Germany’s Jewish history is about more than the Holocaust, of course. There are traces of Jewish life here going back nearly 2,000 years, according to the Jewish Museum Berlin. Opened in 2001 and one of the most popular museums in Germany, this is the best place in the city to learn about that history. The museum, which is inundated with school groups, also provides an introduction to Jewish traditions and holidays. Visitors can view circumcision tools, step under a chuppah and check out the bedecked Shabbat table under glass, among other things.
To get a taste for Jewish life in Berlin today, it’s good to step away from the museums. Jewish life has ballooned in Germany since the fall of the Soviet Union sent nearly 200,000 Russian-speaking Jews into the country, transforming what until then had been a population of around 30,000.
And Berlin is full of Israelis.
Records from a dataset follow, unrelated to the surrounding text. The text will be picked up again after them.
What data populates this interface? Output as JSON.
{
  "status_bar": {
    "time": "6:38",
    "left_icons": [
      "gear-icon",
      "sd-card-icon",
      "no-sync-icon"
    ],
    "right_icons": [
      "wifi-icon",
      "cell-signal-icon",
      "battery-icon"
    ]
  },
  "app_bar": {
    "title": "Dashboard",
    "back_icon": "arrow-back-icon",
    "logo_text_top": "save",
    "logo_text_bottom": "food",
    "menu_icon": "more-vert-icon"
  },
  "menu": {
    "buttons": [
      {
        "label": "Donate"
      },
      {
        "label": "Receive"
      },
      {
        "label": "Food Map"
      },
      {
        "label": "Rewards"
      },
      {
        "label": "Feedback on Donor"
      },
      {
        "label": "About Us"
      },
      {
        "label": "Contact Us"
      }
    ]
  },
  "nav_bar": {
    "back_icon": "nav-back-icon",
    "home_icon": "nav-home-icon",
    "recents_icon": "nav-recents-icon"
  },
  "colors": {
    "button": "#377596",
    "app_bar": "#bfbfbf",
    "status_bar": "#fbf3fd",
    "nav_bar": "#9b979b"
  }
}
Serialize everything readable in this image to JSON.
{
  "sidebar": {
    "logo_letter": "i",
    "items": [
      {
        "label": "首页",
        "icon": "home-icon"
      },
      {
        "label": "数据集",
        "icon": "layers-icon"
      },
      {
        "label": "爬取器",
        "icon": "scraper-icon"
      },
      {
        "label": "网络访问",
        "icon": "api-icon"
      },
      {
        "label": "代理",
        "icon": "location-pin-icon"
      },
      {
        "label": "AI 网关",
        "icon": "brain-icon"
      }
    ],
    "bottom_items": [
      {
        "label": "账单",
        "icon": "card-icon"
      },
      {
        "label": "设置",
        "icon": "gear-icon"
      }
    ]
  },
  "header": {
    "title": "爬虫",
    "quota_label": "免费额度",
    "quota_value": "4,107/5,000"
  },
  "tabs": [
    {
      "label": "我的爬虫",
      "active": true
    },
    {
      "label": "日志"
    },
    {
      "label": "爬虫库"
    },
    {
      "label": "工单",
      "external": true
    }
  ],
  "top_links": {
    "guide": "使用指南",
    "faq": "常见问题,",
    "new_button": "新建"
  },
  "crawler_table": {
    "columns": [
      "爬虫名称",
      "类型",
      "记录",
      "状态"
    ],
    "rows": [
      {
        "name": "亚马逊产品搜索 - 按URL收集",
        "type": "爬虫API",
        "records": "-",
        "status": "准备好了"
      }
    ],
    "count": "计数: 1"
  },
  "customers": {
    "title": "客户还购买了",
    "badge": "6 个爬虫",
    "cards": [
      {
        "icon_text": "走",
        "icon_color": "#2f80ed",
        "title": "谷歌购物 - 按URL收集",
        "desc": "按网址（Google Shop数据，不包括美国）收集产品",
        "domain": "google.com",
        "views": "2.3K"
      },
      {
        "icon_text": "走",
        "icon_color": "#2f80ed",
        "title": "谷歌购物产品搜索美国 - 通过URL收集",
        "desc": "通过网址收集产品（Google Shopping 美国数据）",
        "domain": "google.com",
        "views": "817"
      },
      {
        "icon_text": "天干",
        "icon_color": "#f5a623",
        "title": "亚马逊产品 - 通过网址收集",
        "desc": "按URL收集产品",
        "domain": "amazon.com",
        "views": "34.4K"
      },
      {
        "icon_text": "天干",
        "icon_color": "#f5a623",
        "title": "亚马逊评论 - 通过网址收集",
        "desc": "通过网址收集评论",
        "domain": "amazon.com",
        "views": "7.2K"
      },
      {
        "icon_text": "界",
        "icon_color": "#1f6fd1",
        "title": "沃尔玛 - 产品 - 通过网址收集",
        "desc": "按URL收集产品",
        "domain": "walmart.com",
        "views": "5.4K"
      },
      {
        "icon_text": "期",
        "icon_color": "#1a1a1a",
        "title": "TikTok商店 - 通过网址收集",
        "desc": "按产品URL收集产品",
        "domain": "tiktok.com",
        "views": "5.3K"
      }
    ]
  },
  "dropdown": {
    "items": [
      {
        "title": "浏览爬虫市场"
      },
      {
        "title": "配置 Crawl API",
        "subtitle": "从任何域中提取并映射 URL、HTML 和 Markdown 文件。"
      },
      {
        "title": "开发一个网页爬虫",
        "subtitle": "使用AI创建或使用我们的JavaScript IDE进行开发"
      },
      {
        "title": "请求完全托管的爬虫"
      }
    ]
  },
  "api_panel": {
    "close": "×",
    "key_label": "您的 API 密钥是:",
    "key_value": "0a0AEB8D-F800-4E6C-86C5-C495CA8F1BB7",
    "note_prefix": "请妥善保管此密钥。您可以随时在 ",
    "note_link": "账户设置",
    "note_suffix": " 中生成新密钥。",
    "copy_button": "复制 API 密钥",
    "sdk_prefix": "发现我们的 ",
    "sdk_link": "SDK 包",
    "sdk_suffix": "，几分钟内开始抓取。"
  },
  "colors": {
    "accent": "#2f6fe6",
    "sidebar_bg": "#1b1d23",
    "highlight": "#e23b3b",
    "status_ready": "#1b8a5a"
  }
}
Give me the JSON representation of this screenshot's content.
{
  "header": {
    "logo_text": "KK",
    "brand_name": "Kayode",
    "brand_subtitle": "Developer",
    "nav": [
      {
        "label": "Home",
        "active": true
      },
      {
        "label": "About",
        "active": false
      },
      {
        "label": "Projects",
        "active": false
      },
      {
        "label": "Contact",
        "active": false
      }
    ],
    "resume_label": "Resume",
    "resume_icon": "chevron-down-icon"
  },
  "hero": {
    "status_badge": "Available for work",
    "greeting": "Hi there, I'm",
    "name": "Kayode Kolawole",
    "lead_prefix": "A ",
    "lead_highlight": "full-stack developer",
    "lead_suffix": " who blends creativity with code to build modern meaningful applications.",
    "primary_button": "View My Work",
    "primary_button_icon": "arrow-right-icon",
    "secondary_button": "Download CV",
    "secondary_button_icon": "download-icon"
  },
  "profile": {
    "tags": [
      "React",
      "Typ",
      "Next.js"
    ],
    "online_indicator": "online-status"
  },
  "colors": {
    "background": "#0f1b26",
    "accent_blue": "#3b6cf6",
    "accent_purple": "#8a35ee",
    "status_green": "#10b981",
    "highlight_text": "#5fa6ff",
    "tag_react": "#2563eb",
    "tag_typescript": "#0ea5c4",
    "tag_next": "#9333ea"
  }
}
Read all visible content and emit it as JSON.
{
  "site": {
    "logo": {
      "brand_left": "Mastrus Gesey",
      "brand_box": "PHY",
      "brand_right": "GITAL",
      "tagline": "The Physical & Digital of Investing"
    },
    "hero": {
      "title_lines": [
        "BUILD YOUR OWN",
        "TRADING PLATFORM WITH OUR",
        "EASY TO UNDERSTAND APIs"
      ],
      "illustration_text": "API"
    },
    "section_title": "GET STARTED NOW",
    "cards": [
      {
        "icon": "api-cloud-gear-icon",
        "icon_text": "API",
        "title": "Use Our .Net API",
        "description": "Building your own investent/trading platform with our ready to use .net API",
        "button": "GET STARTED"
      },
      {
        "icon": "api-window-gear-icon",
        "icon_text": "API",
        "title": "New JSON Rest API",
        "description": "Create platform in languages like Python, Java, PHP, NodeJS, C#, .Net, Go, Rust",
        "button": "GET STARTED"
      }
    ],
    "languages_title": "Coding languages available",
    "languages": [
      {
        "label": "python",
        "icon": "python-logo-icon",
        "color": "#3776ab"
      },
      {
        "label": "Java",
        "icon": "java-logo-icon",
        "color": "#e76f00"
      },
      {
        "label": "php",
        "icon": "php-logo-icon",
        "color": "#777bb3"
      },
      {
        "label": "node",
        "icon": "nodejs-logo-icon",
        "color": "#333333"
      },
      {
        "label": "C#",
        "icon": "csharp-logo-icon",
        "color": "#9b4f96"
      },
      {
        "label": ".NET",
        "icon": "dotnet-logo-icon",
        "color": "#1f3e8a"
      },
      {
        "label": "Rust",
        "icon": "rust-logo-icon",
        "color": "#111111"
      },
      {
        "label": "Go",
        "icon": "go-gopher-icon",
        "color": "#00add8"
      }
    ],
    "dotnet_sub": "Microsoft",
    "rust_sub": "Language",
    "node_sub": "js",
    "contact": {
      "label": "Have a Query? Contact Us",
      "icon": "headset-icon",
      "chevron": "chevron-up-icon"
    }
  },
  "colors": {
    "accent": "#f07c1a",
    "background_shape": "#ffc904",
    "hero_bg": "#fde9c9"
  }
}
Though the official number of Jews in the capital is 11,000, locals believe there may be as many as 30,000, half of them Israeli expats who have come for Berlin’s thriving cultural and arts scene. The Hebrew language website Israelisinberlin.de and Aviv Russ’ weekly Kol Berlin radio show offer a taste of Israeli life here.
If you want to meet local Jews, Shabbat services are a good bet. The official community umbrella organization provides a list, and there are alternatives as well. Bring your passport with you; there is a security check at all German synagogues.